Your CEO just asked why the AI gave that customer a hallucinated response yesterday. You stare at your expensive AI observability dashboard, scroll through dozens of metrics, and realize with growing frustration:
You still don’t have a clear answer.
- Why did this customer get a hallucinated response yesterday?
- Why is this feature slower than it used to be?
- Why does this cost so much?
For B2B SaaS companies and startups, where every customer interaction matters and churn is costly, these unanswered questions create real business risk. After leading ML teams at Google and LinkedIn, I’ve seen this pattern repeat countless times. Here’s the truth: AI observability is just observability—and the solution isn’t another specialized tool. You need systematic evaluation that connects observability data to actionable insights.
You need to confidently answer: “That is a known failure mode. And here’s the dashboard showing exactly how, why, and what we’re improving next.”
The Real Problem: Flying Blind with Data
What makes AI components different isn’t that they need special tools, but that they have specific contexts worth capturing for systematic evaluation. Most teams are either capturing too little data or drowning in irrelevant metrics that don’t connect to business outcomes.
The issue isn’t lack of data—it’s lack of systematic evaluation that transforms observability into actionable insights.
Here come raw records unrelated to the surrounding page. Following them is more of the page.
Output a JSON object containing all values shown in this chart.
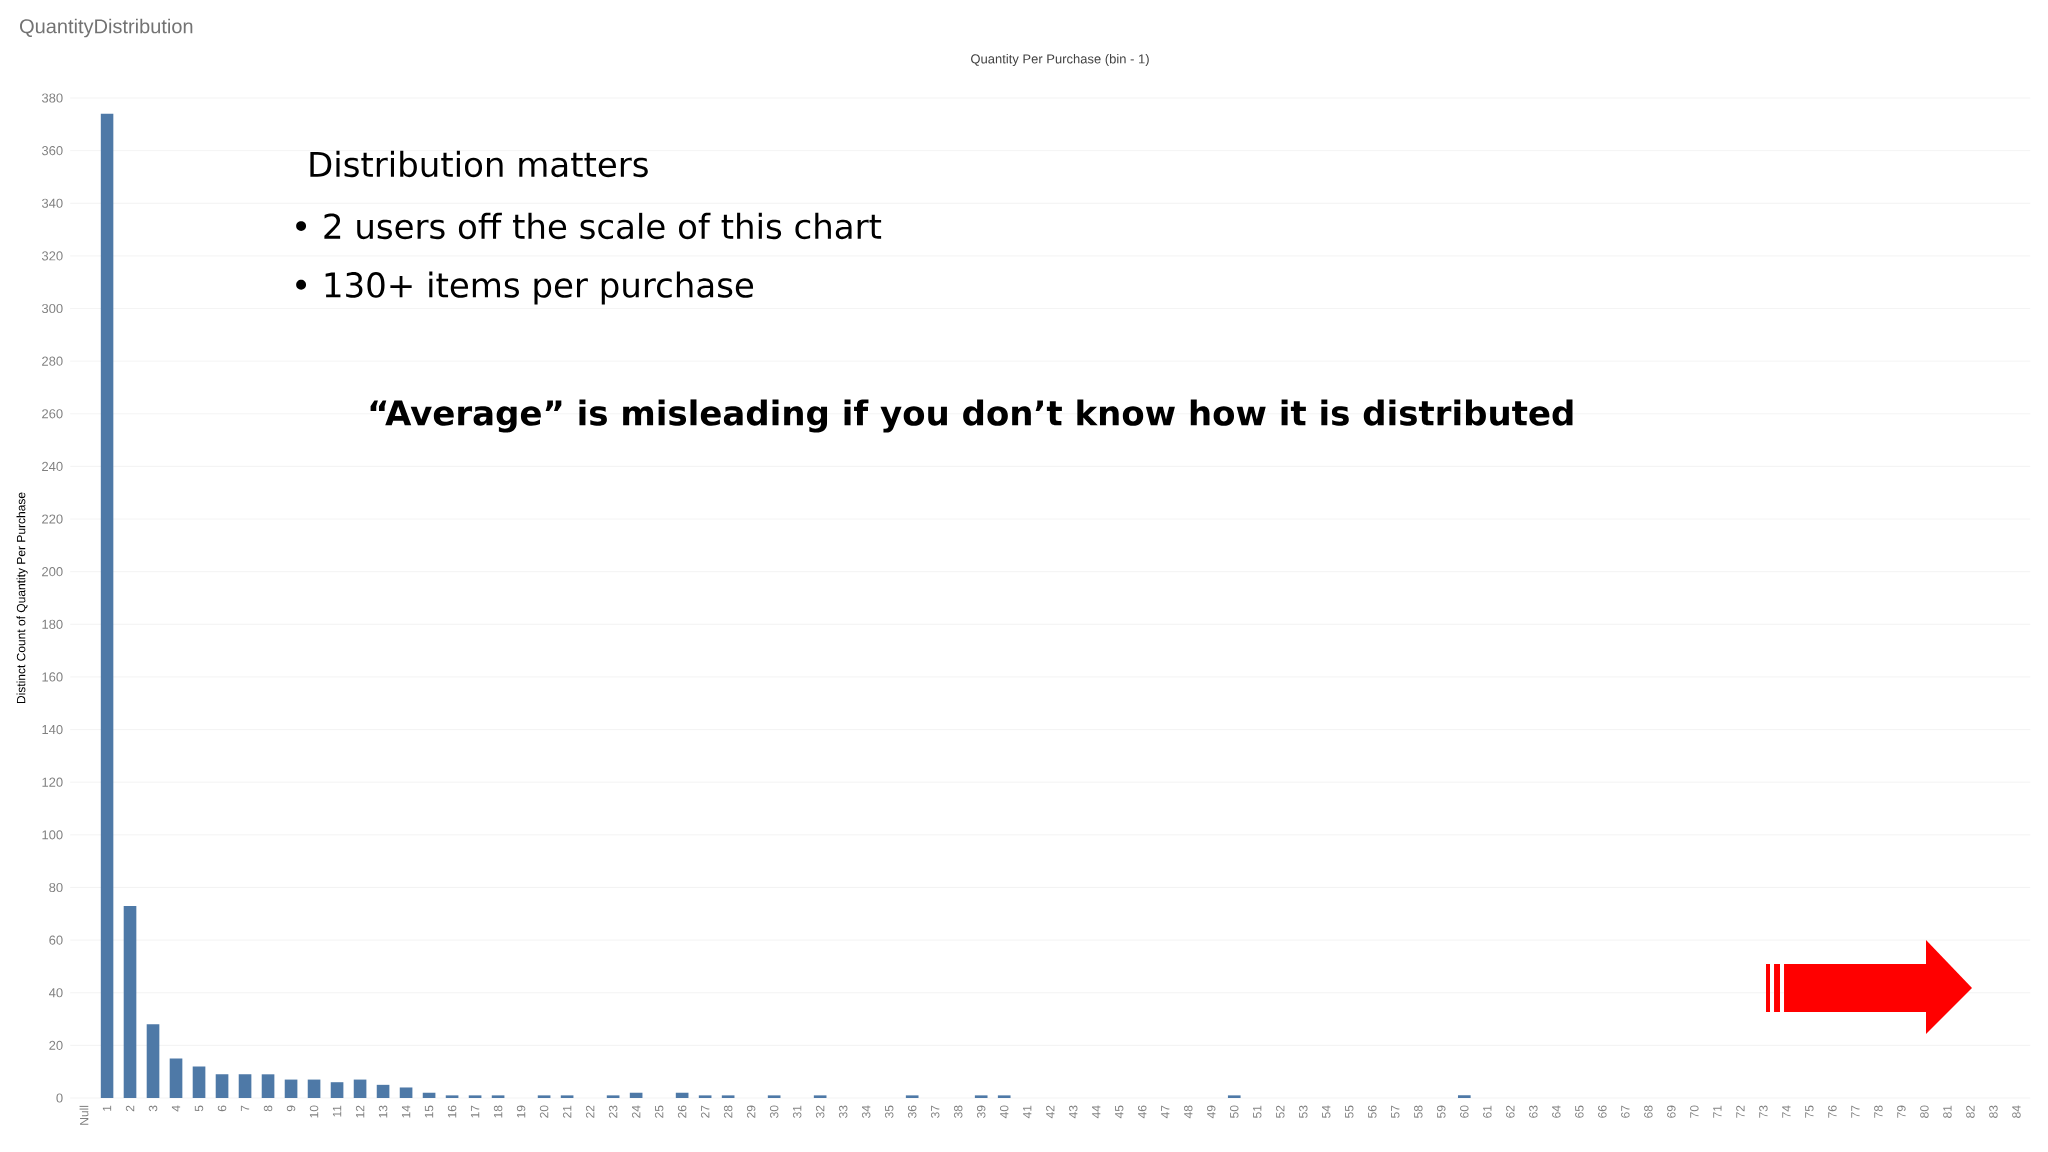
{
  "chart_data": {
    "type": "bar",
    "title": "QuantityDistribution",
    "subtitle": "Quantity Per Purchase (bin - 1)",
    "ylabel": "Distinct Count of Quantity Per Purchase",
    "annotations": [
      "Distribution matters",
      "•   2 users off the scale of this chart",
      "•   130+ items per purchase",
      "“Average” is misleading if you don’t know how it is distributed"
    ],
    "categories": [
      "Null",
      "1",
      "2",
      "3",
      "4",
      "5",
      "6",
      "7",
      "8",
      "9",
      "10",
      "11",
      "12",
      "13",
      "14",
      "15",
      "16",
      "17",
      "18",
      "19",
      "20",
      "21",
      "22",
      "23",
      "24",
      "25",
      "26",
      "27",
      "28",
      "29",
      "30",
      "31",
      "32",
      "33",
      "34",
      "35",
      "36",
      "37",
      "38",
      "39",
      "40",
      "41",
      "42",
      "43",
      "44",
      "45",
      "46",
      "47",
      "48",
      "49",
      "50",
      "51",
      "52",
      "53",
      "54",
      "55",
      "56",
      "57",
      "58",
      "59",
      "60",
      "61",
      "62",
      "63",
      "64",
      "65",
      "66",
      "67",
      "68",
      "69",
      "70",
      "71",
      "72",
      "73",
      "74",
      "75",
      "76",
      "77",
      "78",
      "79",
      "80",
      "81",
      "82",
      "83",
      "84"
    ],
    "values": [
      null,
      374,
      73,
      28,
      15,
      12,
      9,
      9,
      9,
      7,
      7,
      6,
      7,
      5,
      4,
      2,
      1,
      1,
      1,
      null,
      1,
      1,
      null,
      1,
      2,
      null,
      2,
      1,
      1,
      null,
      1,
      null,
      1,
      null,
      null,
      null,
      1,
      null,
      null,
      1,
      1,
      null,
      null,
      null,
      null,
      null,
      null,
      null,
      null,
      null,
      1,
      null,
      null,
      null,
      null,
      null,
      null,
      null,
      null,
      null,
      1,
      null,
      null,
      null,
      null,
      null,
      null,
      null,
      null,
      null,
      null,
      null,
      null,
      null,
      null,
      null,
      null,
      null,
      null,
      null,
      null,
      null,
      null,
      null,
      null
    ],
    "color": "#4e79a7",
    "ylim": [
      0,
      380
    ],
    "yticks": [
      0,
      20,
      40,
      60,
      80,
      100,
      120,
      140,
      160,
      180,
      200,
      220,
      240,
      260,
      280,
      300,
      320,
      340,
      360,
      380
    ],
    "grid": "y"
  }
}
The Solution: OpenTelemetry and Wide Structured Logs
Instead of buying another tool, here’s what you should do:
1. Embrace OpenTelemetry (OTEL)
OTEL has become the standard for observability, and for good reason. While you could build custom instrumentation, OTEL provides several critical advantages:
- Vendor Flexibility: OTEL’s vendor-neutral approach means you can switch observability providers without rewriting instrumentation code. This is especially valuable as the AI observability market matures.
- Unified Context: OTEL automatically correlates traces, metrics, and logs across your entire stack. This means you can trace a request from your API gateway through your RAG system and LLM calls, all with consistent context.
- Rich Ecosystem: OTEL’s widespread adoption means you get access to pre-built instrumentation for common components (databases, message queues, HTTP clients). This saves significant engineering time.
- Future-Proofing: As new observability features and best practices emerge, they’ll likely be implemented in OTEL first. Your investment in OTEL instrumentation continues to pay dividends.
Several providers have support for OTEL including:
You should prefer to use whatever observability tooling you are using for the rest of your system as this will allow you to analyze data across your AI and non AI components to get a holistic view of your system. Remember: AI observability is just observability.
2. Use Wide Structured Logs (Observability 2.0)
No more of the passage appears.